Content area
Abstract
This thesis aims to explore George Bernard Shaw's religious and philosophical development and indicate how far his personal thoughts and religious ideas relate to his philosophical background and contemporaries, including his view as a philosophical artist. This study focuses on the particular plays, which use a variety of theatrical genres to explore Shaw's development towards the full-blown myth of creative evolution during his creative life. The first part of the thesis discusses Shaw's own religious and philosophical development and also considers that of his contemporaries and a review of the literary context in which Shaw's plays were written. In the second part of the thesis, the eight plays in which Shaw's philosophical religious ideas appear are critically examined especially by comparing the relationship of each character to the main action of the play and to the main theme or idea of the play.

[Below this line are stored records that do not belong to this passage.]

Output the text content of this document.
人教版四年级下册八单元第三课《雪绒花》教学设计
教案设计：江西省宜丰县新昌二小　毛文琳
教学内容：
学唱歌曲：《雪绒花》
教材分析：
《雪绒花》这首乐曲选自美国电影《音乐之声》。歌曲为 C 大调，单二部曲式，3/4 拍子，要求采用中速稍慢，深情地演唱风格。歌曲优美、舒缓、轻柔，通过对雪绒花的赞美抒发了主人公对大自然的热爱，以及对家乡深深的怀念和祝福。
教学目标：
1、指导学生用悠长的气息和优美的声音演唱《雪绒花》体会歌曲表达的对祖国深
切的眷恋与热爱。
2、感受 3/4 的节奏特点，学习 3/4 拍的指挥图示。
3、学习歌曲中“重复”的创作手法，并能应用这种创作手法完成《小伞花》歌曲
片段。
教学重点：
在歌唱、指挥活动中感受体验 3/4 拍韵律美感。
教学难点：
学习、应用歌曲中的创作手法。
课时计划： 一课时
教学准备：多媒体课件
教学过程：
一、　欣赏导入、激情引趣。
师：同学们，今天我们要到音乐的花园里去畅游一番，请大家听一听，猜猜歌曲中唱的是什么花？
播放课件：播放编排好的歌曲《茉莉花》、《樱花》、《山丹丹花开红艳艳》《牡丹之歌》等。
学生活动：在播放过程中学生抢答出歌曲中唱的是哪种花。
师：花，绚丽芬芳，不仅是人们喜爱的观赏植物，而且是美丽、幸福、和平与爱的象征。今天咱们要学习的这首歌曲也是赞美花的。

Through the chapters, this thesis shows how Shaw dramatizes the purpose of the life force, in order to make clear what humanity can do to aid its progress. This is because the life force is the central fact of Shaw's creative evolution. The life force provides the impetus for evolutionary progress as the basic structural element of Shaw's plays. This study explores the eight major plays which have a particular relation to his development of a religious dimension: The Man of Destiny, The Devil's Disciple, Pygmalion, Caesar and Cleopatra, Major Barbara, Heartbreak House, Man and Superman and Back to Methuselah. In focusing on these eight plays, the characters of the plays chosen reveal the progression of Shaw's combination of social ideas with the religious dynamic that would culminate in his creed of creative evolution. These plays had explicitly their ideological origins in religious ideas. In these plays, therefore, religion is itself part of the texture of the social/historical material that Shaw chose to dramatize.